The story is old now - over a year old - and hey.. it's not all that bad, is it? I mean, it's not as if this composer (no disrespect to him) was particularly important on the global scheme of things, is it? Perhaps not. But it makes one wonder just how many 'professional journalists' now look to the likes of Wikipedia as their primary or even secondary source, and how often they might be led astray on other 'facts' which might not have been caught as this one was. Or perhaps 'facts' that groups of editors guard intensively against changing.

Prime Ministers and Presidents read newspapers or watch news programmes on TV. Like every other normal person, they have to get their news from the news sources across the world. Besides government intelligence agencies, their news is often from the same sources as our own. The difference is that they have to make life-altering and fateful decisions often based on that information.

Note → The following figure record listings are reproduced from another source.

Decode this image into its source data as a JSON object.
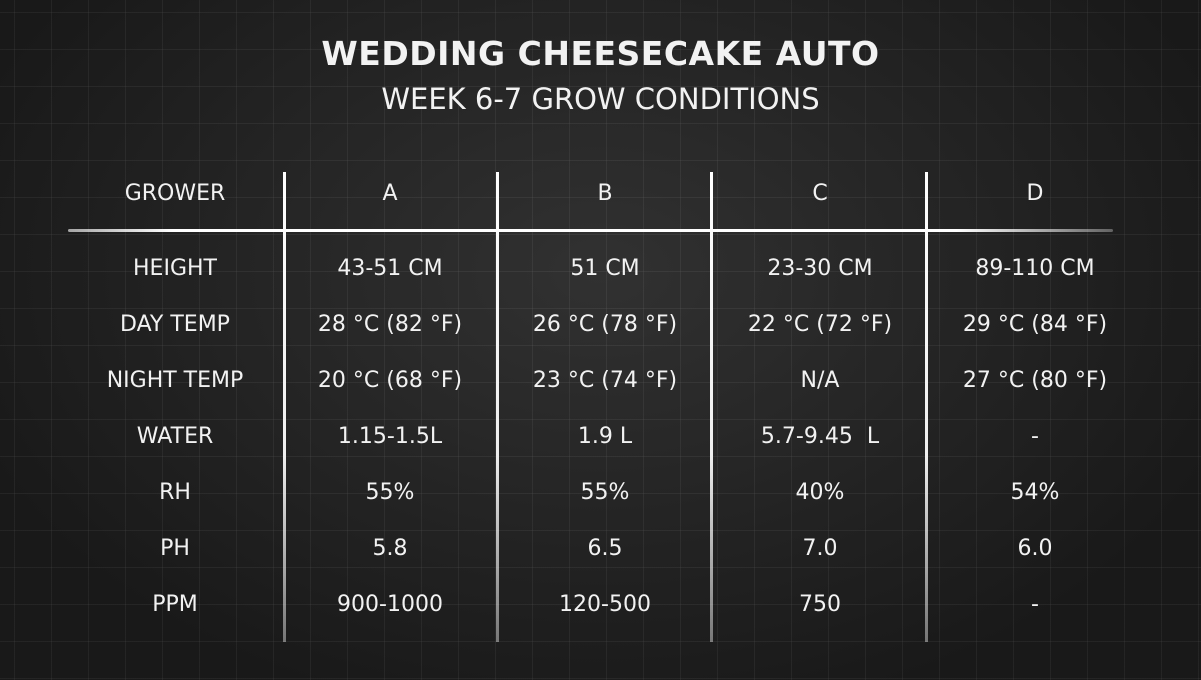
{
  "title": "WEDDING CHEESECAKE AUTO",
  "subtitle": "WEEK 6-7 GROW CONDITIONS",
  "table": {
    "header": [
      "GROWER",
      "A",
      "B",
      "C",
      "D"
    ],
    "rows": [
      [
        "HEIGHT",
        "43-51 CM",
        "51 CM",
        "23-30 CM",
        "89-110 CM"
      ],
      [
        "DAY TEMP",
        "28 °C (82 °F)",
        "26 °C (78 °F)",
        "22 °C (72 °F)",
        "29 °C (84 °F)"
      ],
      [
        "NIGHT TEMP",
        "20 °C (68 °F)",
        "23 °C (74 °F)",
        "N/A",
        "27 °C (80 °F)"
      ],
      [
        "WATER",
        "1.15-1.5L",
        "1.9 L",
        "5.7-9.45  L",
        "-"
      ],
      [
        "RH",
        "55%",
        "55%",
        "40%",
        "54%"
      ],
      [
        "PH",
        "5.8",
        "6.5",
        "7.0",
        "6.0"
      ],
      [
        "PPM",
        "900-1000",
        "120-500",
        "750",
        "-"
      ]
    ]
  }
}
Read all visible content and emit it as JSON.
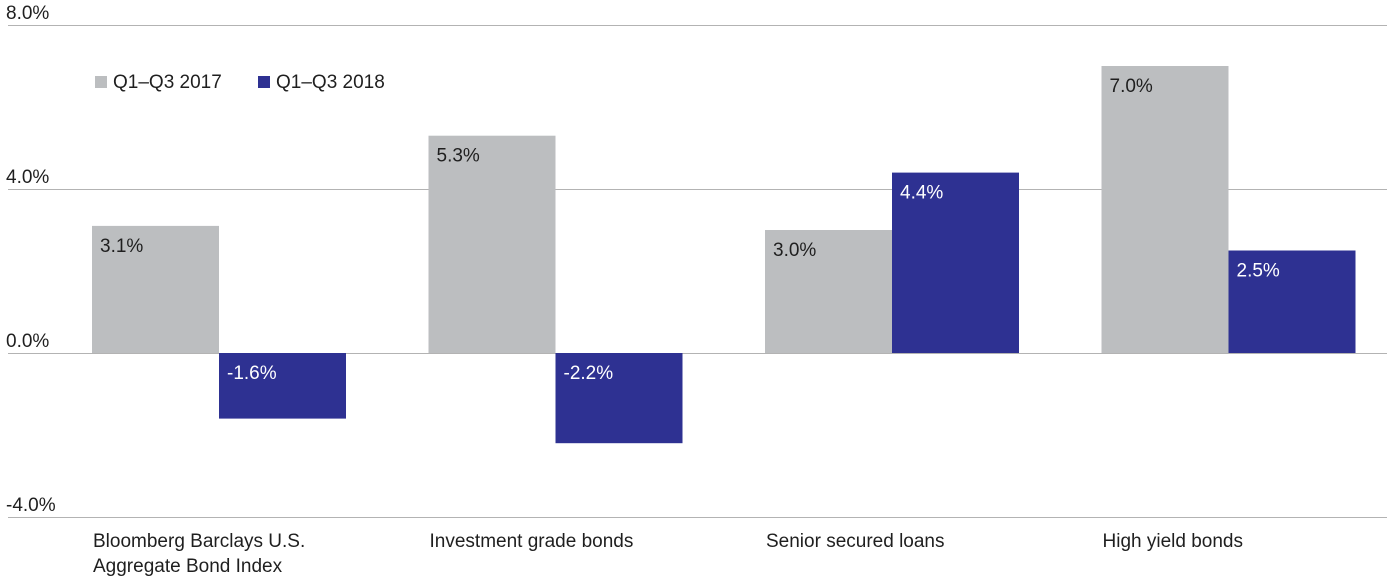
{
  "chart_data": {
    "type": "bar",
    "title": "",
    "xlabel": "",
    "ylabel": "",
    "categories": [
      [
        "Bloomberg Barclays U.S.",
        "Aggregate Bond Index"
      ],
      [
        "Investment grade bonds"
      ],
      [
        "Senior secured loans"
      ],
      [
        "High yield bonds"
      ]
    ],
    "series": [
      {
        "name": "Q1–Q3 2017",
        "color": "#bcbec0",
        "label_color": "#1f1f1f",
        "values": [
          3.1,
          5.3,
          3.0,
          7.0
        ],
        "labels": [
          "3.1%",
          "5.3%",
          "3.0%",
          "7.0%"
        ]
      },
      {
        "name": "Q1–Q3 2018",
        "color": "#2e3192",
        "label_color": "#ffffff",
        "values": [
          -1.6,
          -2.2,
          4.4,
          2.5
        ],
        "labels": [
          "-1.6%",
          "-2.2%",
          "4.4%",
          "2.5%"
        ]
      }
    ],
    "ylim": [
      -4.0,
      8.0
    ],
    "yticks": [
      {
        "value": 8.0,
        "label": "8.0%"
      },
      {
        "value": 4.0,
        "label": "4.0%"
      },
      {
        "value": 0.0,
        "label": "0.0%"
      },
      {
        "value": -4.0,
        "label": "-4.0%"
      }
    ],
    "grid": true,
    "legend_position": "top-left",
    "colors": {
      "gridline": "#b3b3b3",
      "text": "#1f1f1f"
    }
  }
}
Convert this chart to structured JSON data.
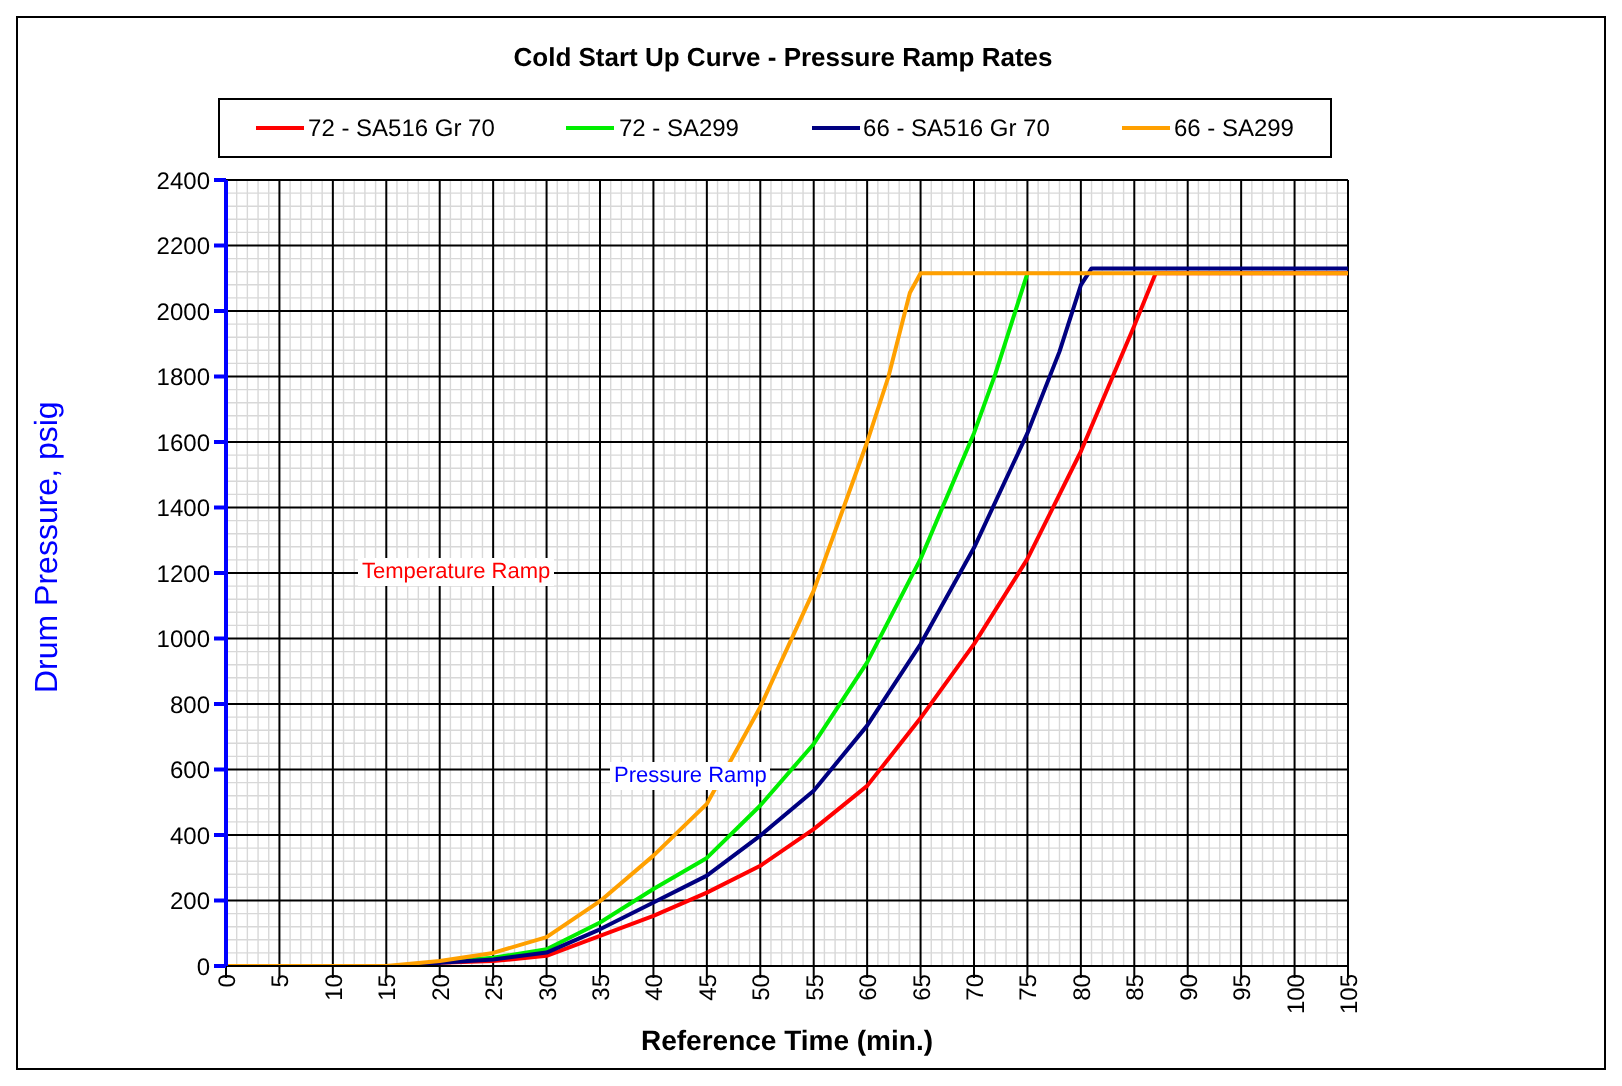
{
  "chart_data": {
    "type": "line",
    "title": "Cold Start Up Curve - Pressure Ramp Rates",
    "xlabel": "Reference Time (min.)",
    "ylabel": "Drum Pressure, psig",
    "xlim": [
      0,
      105
    ],
    "xticks": [
      0,
      5,
      10,
      15,
      20,
      25,
      30,
      35,
      40,
      45,
      50,
      55,
      60,
      65,
      70,
      75,
      80,
      85,
      90,
      95,
      100,
      105
    ],
    "ylim": [
      0,
      2400
    ],
    "yticks": [
      0,
      200,
      400,
      600,
      800,
      1000,
      1200,
      1400,
      1600,
      1800,
      2000,
      2200,
      2400
    ],
    "grid": true,
    "legend": "top",
    "marker": "none",
    "line_style": "solid",
    "annotations": [
      "Temperature Ramp",
      "Pressure Ramp"
    ],
    "series": [
      {
        "name": "72 - SA516 Gr 70",
        "color": "#ff0000",
        "x": [
          0,
          17,
          20,
          25,
          30,
          35,
          40,
          45,
          50,
          55,
          60,
          65,
          70,
          75,
          80,
          85,
          87,
          105
        ],
        "values": [
          0,
          0,
          10,
          15,
          31,
          92,
          153,
          224,
          306,
          418,
          550,
          757,
          983,
          1243,
          1571,
          1955,
          2115,
          2115
        ]
      },
      {
        "name": "72 - SA299",
        "color": "#00ee00",
        "x": [
          20,
          25,
          30,
          35,
          40,
          45,
          50,
          55,
          60,
          65,
          70,
          72,
          75
        ],
        "values": [
          12,
          25,
          51,
          133,
          235,
          330,
          490,
          678,
          927,
          1243,
          1627,
          1808,
          2115
        ]
      },
      {
        "name": "66 - SA516 Gr 70",
        "color": "#000080",
        "x": [
          0,
          17,
          20,
          25,
          30,
          35,
          40,
          45,
          50,
          55,
          60,
          65,
          70,
          75,
          78,
          80,
          81,
          105
        ],
        "values": [
          0,
          0,
          10,
          20,
          41,
          112,
          194,
          276,
          398,
          535,
          734,
          983,
          1277,
          1627,
          1876,
          2079,
          2130,
          2130
        ]
      },
      {
        "name": "66 - SA299",
        "color": "#ffa000",
        "x": [
          0,
          15,
          20,
          25,
          30,
          35,
          40,
          45,
          50,
          55,
          60,
          62,
          64,
          65,
          105
        ],
        "values": [
          0,
          0,
          15,
          40,
          88,
          198,
          337,
          495,
          791,
          1146,
          1600,
          1800,
          2056,
          2115,
          2115
        ]
      }
    ]
  }
}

On one blog, I read that Wikipedia is OK if you ignore the written blurb and skip right down to the links at the bottom - the references or notes sections. I disagree. Even with those, it is too easy to create a reading list of sources by authors sympathetic to your personal views and opinions, or even snippets which support your personal views and opinions - especially if you have another couple of sympathetic editors who share your views and opinions who are willing to guard the article with you.

Wikipedia was a nice idea in theory but, like any democracy or bureaucracy, it's ultimately flawed.. particularly as it makes up, or takes advantage of, 'policy' on the fly in preference to good old-fashioned common sense.

Whoever knows the Wikipedia system the best, is most often the one who gets their version of any given article protected by that system, regardless of the truth or balance. And some people, some extremists, are prepared to go to great lengths to protect their version of 'The Truth'.